Petit Gadi est devenu grand

Il monte, il monte, il monte… Pourtant, rien ne le prédisposait à un grand destin.
Gadi Eizenkot naît en 1960 à Tibériade. Pas au bord du lac près des grands hôtels, mais dans un des quartiers populaires où s’entassent les immigrants qui, comme ses parents, sont venus du Maroc. Après leur divorce, il grandira à Eilat, mais là aussi, loin des équipements de luxe de la belle station balnéaire. Hors de la vue des touristes, des milliers de nouveaux immigrants pauvres essaient de s’intégrer dans un pays dont on leur dit qu’il est celui de tous les Juifs.
On sait que des centaines de milliers de Séfarades furent moqués, méprisés et maintenus dans la pauvreté par une société qui ne faisait rien pour les comprendre.
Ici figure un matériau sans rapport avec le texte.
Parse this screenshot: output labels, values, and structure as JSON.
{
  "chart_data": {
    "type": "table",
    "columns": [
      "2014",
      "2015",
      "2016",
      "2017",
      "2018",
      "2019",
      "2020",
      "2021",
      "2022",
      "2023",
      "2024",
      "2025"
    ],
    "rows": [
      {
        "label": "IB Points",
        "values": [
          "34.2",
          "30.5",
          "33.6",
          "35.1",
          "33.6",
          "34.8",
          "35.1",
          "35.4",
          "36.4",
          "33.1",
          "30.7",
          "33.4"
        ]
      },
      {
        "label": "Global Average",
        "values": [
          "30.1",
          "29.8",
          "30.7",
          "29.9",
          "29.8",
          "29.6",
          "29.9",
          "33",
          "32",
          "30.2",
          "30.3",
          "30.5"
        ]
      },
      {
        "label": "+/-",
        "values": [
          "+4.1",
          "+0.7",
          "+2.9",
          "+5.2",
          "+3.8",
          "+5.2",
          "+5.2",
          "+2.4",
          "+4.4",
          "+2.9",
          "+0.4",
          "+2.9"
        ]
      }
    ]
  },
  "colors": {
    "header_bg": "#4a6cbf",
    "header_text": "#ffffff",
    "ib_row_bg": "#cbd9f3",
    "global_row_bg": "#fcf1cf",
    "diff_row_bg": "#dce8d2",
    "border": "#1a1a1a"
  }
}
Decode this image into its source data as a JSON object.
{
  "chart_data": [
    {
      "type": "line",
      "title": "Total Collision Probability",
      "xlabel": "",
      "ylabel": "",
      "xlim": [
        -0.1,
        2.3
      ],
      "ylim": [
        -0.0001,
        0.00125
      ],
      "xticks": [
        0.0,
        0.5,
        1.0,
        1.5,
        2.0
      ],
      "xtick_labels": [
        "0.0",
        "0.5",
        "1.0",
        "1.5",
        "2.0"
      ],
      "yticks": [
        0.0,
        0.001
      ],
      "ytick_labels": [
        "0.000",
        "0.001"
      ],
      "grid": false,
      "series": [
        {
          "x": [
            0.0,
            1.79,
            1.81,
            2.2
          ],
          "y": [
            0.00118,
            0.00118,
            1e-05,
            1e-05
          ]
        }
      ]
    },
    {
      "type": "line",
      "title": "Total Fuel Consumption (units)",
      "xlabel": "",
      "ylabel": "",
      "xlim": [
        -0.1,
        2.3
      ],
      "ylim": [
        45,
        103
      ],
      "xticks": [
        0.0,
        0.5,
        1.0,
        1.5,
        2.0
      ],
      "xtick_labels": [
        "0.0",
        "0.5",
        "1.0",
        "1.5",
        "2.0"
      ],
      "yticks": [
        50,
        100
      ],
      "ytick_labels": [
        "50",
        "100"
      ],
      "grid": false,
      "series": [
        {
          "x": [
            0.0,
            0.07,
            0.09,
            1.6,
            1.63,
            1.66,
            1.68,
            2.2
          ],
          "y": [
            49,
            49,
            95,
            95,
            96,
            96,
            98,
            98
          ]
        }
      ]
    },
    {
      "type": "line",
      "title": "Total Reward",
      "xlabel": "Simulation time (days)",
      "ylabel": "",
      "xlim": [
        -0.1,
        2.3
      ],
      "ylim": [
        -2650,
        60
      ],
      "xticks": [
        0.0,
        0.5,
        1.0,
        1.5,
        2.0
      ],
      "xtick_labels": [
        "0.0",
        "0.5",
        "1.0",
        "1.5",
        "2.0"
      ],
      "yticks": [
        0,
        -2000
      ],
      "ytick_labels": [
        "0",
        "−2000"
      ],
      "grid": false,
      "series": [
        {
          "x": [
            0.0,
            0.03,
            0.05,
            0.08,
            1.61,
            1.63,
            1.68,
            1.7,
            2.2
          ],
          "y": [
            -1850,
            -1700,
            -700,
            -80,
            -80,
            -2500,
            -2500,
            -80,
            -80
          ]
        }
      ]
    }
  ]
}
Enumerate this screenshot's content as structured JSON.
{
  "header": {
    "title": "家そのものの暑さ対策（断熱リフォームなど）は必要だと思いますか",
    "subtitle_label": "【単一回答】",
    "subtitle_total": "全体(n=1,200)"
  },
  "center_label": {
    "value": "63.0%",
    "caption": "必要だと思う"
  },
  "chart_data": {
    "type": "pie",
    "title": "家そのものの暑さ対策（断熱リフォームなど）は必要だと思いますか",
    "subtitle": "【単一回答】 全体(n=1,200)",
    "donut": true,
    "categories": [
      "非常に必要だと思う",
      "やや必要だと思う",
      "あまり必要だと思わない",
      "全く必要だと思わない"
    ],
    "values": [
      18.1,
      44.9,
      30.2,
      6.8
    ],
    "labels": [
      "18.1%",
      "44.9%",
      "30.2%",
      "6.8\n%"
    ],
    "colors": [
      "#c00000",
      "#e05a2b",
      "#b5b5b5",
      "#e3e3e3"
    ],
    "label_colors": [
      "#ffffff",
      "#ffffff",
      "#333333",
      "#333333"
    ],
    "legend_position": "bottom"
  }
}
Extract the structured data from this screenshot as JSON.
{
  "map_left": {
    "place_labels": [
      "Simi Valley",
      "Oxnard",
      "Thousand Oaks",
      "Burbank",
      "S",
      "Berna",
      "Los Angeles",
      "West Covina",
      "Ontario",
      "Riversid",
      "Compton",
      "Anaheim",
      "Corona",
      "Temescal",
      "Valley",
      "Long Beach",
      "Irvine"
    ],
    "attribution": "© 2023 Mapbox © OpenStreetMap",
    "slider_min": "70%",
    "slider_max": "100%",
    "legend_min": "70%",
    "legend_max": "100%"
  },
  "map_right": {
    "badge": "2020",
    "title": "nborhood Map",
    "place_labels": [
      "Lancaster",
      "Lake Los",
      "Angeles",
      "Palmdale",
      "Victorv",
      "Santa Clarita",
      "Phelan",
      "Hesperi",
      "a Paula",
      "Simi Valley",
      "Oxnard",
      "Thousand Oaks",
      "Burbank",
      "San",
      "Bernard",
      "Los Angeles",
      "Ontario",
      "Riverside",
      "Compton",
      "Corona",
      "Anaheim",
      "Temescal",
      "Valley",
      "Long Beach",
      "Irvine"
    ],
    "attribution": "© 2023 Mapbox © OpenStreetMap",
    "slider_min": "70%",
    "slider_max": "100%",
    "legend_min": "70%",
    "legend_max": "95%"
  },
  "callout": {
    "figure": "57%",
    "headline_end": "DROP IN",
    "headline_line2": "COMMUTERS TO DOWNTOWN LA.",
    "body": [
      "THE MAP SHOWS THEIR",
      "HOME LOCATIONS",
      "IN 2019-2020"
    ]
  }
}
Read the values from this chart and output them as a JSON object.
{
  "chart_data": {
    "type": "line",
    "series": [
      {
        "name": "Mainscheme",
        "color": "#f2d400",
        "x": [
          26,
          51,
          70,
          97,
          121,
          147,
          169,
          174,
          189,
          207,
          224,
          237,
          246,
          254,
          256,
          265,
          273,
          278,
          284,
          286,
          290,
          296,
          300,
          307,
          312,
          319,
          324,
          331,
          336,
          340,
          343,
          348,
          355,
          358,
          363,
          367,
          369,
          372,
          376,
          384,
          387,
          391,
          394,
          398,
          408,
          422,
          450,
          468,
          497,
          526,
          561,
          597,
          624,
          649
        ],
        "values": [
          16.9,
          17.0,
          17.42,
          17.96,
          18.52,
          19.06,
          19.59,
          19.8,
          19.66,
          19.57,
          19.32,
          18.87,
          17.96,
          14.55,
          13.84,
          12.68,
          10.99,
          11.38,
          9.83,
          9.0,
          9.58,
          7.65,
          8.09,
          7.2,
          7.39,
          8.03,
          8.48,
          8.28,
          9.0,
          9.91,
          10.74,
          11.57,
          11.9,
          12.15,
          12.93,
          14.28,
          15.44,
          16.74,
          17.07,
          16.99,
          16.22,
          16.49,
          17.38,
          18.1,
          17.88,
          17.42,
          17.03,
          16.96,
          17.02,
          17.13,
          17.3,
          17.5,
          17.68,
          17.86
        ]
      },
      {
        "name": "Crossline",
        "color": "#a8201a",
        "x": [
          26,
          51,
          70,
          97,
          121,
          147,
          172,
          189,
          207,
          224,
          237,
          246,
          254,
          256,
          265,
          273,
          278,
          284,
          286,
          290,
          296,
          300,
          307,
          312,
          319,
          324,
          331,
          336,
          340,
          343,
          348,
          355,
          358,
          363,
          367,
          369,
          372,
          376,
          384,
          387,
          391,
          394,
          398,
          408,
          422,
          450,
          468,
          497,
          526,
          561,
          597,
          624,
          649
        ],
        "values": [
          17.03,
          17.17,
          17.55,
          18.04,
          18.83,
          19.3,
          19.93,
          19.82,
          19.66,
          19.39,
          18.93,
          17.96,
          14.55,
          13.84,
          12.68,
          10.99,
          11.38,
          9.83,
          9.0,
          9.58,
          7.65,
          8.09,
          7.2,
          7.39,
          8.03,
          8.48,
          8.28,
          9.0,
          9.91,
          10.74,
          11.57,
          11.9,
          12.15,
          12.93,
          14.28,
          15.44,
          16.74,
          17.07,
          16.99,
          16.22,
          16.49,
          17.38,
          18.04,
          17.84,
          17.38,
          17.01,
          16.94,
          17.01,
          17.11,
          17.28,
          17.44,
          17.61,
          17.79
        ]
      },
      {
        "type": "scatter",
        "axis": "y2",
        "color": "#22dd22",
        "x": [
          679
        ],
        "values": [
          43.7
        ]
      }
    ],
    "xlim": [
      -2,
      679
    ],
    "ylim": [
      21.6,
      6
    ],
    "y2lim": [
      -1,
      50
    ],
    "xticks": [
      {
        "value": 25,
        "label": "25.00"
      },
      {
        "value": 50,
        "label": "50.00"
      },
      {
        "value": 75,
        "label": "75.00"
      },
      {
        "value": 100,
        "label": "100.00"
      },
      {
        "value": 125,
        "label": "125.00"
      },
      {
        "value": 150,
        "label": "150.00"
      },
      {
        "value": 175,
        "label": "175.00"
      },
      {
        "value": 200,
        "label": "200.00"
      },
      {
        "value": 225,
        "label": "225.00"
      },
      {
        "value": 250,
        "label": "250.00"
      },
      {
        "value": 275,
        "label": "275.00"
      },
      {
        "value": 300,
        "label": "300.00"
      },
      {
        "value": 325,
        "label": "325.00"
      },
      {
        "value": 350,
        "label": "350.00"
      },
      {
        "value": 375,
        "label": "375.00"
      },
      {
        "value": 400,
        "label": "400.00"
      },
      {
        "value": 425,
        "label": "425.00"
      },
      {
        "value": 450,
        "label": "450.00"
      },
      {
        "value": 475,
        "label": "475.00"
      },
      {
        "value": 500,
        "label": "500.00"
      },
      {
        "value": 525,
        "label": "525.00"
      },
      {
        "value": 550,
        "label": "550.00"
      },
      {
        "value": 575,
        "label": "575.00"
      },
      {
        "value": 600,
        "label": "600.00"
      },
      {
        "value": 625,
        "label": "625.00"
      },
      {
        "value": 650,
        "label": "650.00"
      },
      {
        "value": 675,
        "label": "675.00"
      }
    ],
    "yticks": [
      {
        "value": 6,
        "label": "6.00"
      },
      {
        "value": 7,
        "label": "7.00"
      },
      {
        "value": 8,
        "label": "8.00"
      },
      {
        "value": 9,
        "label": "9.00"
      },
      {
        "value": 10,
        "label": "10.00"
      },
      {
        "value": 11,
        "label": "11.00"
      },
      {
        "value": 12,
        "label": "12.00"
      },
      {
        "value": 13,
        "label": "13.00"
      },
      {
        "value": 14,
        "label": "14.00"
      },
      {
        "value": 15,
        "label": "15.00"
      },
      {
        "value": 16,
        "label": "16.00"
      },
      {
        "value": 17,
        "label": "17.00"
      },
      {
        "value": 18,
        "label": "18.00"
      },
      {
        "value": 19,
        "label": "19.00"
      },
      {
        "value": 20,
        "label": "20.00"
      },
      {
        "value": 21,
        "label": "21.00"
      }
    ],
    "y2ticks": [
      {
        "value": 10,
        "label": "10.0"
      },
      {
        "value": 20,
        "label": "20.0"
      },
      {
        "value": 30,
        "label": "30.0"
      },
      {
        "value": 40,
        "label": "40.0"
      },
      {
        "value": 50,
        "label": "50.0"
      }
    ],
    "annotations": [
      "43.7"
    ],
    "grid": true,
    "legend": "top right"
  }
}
Il échappe à ce destin grâce au plus bel outil d’intégration du pays : Tsahal. Le petit Gadi gravit tous les échelons de l’armée jusqu’au poste de chef d’État-Major où il donnera toute la mesure de son talent. Il définit la « doctrine Dahiya » – recommandant de bombarder le fief beyrouthin du Hezbollah lorsque l’hydre terroriste relève la tête. Il n’hésitera pas à braver l’opinion publique et le Premier ministre en sanctionnant un soldat, Elor Azaria, ayant tiré sur un terroriste déjà tombé à terre. Il le graciera plus tard, considérant que la règle étant rappelée, il était inutile de s’acharner sur un garçon manipulé par des extrémistes sans scrupule. Parvenu au sommet de la carrière, Gadi Eizenkot n’oublie pas d’où il vient. Son épouse Hadi et lui, propriétaires d’une belle villa à Herzliya, convient toujours à leur table des soldats sans famille (hayalim bodedim) pour les grandes fêtes.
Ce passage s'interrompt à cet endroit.